EMS市場は拡大が続く、家庭・産業分野ともに安定成長:IT活用(2/2 ページ)
電力システム改革やIoT技術の進展により、本格的に活用が進みつつあるエネルギーマネジメントシステム(EMS)。関連機器やサービスを含むEMSの市場は、家庭/産業・業務分野のどちらも今後順調な拡大を続ける見込みだ。調査会社の富士経済が今後の市場予測を発表した。
産業分野も安定成長、けん引役はBEMS
産業・業務分野はBEMS(BAベース/BEMS単独システム)、FEMS、REMS、単回路電力モニター、多回路計測ユニット、マルチ指示計器、計測機能付ブレーカー、データ収集サーバー、デマンドコントローラー、業務・産業向け省エネサービスを対象に調査を行った。

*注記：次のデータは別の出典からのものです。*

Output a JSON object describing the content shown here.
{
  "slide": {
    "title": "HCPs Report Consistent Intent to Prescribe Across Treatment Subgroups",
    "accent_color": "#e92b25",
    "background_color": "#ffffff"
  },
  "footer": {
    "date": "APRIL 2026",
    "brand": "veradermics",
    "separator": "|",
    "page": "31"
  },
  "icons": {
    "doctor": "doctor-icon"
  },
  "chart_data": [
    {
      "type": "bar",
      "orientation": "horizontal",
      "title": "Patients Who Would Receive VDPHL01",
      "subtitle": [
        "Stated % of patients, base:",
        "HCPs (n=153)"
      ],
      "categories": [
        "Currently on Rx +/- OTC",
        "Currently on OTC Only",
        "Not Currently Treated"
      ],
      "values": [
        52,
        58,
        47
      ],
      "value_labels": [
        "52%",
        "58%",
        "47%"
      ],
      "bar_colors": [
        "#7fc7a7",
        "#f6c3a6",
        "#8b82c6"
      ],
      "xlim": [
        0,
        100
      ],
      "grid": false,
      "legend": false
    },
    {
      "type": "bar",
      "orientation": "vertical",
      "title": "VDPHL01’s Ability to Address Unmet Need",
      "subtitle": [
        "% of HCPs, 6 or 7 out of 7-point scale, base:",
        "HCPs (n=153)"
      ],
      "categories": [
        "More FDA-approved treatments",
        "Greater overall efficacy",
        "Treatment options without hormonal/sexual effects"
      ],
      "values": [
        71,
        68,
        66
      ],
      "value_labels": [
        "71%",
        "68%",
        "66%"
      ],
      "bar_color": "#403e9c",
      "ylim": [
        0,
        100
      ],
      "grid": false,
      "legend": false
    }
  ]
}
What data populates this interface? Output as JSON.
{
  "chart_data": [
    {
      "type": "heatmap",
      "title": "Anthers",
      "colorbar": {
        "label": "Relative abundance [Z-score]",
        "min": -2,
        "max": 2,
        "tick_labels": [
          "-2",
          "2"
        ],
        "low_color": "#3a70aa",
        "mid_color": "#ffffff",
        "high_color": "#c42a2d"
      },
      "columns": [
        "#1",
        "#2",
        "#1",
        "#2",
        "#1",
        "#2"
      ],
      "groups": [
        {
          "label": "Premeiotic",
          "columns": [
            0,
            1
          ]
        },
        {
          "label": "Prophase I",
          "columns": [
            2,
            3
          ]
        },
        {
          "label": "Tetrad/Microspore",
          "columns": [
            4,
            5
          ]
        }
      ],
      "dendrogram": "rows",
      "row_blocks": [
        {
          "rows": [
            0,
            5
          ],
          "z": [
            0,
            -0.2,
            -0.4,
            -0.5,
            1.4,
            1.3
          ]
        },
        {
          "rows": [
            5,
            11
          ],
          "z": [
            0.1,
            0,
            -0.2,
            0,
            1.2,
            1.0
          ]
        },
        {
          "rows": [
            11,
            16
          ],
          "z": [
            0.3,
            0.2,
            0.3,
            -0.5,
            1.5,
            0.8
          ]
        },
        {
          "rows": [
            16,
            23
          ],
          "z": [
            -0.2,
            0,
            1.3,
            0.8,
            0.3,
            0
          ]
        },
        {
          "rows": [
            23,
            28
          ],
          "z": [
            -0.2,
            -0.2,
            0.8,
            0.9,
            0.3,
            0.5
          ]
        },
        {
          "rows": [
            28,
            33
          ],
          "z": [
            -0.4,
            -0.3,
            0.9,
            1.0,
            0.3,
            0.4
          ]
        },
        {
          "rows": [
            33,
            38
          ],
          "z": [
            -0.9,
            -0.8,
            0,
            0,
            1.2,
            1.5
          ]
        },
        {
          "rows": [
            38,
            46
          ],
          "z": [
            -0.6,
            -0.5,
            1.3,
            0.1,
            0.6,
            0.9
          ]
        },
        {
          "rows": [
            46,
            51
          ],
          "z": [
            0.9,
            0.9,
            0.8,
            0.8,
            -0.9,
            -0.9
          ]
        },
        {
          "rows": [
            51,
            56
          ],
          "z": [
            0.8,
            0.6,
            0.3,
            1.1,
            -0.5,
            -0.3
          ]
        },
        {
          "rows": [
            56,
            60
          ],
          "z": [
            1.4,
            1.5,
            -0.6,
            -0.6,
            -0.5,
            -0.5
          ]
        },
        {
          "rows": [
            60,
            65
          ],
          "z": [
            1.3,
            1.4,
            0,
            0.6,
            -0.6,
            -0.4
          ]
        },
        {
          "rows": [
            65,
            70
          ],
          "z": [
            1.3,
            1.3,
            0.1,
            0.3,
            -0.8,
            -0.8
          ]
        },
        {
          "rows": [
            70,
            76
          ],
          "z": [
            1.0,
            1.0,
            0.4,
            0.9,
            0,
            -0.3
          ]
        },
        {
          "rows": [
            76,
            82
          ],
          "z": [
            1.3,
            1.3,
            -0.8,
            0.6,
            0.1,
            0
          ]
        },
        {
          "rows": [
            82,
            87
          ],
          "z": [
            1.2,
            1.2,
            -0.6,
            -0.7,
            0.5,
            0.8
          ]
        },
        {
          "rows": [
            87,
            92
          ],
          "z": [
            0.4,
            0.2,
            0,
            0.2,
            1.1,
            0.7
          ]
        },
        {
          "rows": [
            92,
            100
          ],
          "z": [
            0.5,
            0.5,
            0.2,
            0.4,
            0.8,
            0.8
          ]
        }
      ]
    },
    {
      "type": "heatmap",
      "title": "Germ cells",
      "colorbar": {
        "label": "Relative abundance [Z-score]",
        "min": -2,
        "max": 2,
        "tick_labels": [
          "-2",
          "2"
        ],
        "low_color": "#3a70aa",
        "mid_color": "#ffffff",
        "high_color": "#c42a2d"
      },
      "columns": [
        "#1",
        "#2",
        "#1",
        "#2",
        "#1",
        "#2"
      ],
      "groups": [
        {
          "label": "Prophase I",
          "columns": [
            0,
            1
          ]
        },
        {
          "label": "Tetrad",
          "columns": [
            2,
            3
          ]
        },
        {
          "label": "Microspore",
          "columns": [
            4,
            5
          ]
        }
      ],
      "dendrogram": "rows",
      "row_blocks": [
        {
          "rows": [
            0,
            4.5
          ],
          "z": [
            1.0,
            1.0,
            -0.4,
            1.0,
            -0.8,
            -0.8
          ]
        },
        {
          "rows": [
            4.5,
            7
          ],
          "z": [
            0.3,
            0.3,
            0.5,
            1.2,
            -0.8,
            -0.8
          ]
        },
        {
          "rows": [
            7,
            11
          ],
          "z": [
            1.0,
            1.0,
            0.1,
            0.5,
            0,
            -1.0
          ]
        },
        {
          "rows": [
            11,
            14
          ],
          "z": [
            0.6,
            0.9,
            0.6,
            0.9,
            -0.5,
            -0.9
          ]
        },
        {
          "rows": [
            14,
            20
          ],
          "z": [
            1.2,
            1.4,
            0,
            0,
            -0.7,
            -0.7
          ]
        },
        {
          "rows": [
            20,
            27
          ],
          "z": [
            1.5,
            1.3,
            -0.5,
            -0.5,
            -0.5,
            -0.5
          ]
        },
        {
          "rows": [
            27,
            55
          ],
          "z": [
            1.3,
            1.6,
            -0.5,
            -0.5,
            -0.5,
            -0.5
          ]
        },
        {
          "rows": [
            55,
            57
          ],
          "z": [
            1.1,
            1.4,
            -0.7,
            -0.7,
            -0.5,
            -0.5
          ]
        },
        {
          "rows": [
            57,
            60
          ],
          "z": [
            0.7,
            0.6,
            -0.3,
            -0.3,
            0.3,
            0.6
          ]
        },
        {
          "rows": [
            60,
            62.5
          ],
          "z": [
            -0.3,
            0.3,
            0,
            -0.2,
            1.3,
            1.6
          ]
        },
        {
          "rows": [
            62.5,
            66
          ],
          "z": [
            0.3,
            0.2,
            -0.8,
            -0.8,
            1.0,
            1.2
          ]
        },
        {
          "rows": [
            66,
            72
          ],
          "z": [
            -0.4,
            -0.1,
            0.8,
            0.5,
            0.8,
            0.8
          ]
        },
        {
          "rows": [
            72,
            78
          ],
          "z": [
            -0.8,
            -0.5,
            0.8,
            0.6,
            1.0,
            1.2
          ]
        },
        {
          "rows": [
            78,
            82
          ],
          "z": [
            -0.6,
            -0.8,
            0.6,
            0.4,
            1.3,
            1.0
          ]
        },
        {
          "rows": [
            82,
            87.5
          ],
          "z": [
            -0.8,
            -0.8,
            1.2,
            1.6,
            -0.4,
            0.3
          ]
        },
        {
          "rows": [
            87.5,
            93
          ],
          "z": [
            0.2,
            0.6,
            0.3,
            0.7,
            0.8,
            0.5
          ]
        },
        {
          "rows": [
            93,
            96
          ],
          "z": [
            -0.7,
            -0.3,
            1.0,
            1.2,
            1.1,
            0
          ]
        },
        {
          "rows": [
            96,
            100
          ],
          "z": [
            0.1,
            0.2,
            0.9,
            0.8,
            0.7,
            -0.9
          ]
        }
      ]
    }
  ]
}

2016年の市場規模は前年比104%成長の783億円を見込んだ。今後も安定した市場拡大が続き、2020年には911億円規模に拡大すると予測している。
産業・業務分野の市場拡大をけん引するのは、BEMSという予測だ。特にBAベースのBEMSが大きなウェイトを占めるとしている。2020年の東京オリンピック・パラリンピックに向けた特需の終わりとともに一時的な伸び悩みが予想されるが、クラウド・ビッグデータ技術の活用により、施設のZEB化や多拠点統合管理、ビル管理の高度化などへの対応に向けたリプレース需要が拡大すると予測している。
また、クラウドをベースとした比較的低コストで導入可能なBASは、中小規模施設で新規導入が増加する可能性もあると指摘。業務・産業向けのサービスは多様な分野の高圧小口需要家まで裾野が広がっており、中小規模事業者の採用増により堅調にすると予測した。今後電力小売事業者が省エネサービスを提案するケースも増加することも予想され、これにより普及ペースが加速する可能性もあると指摘している。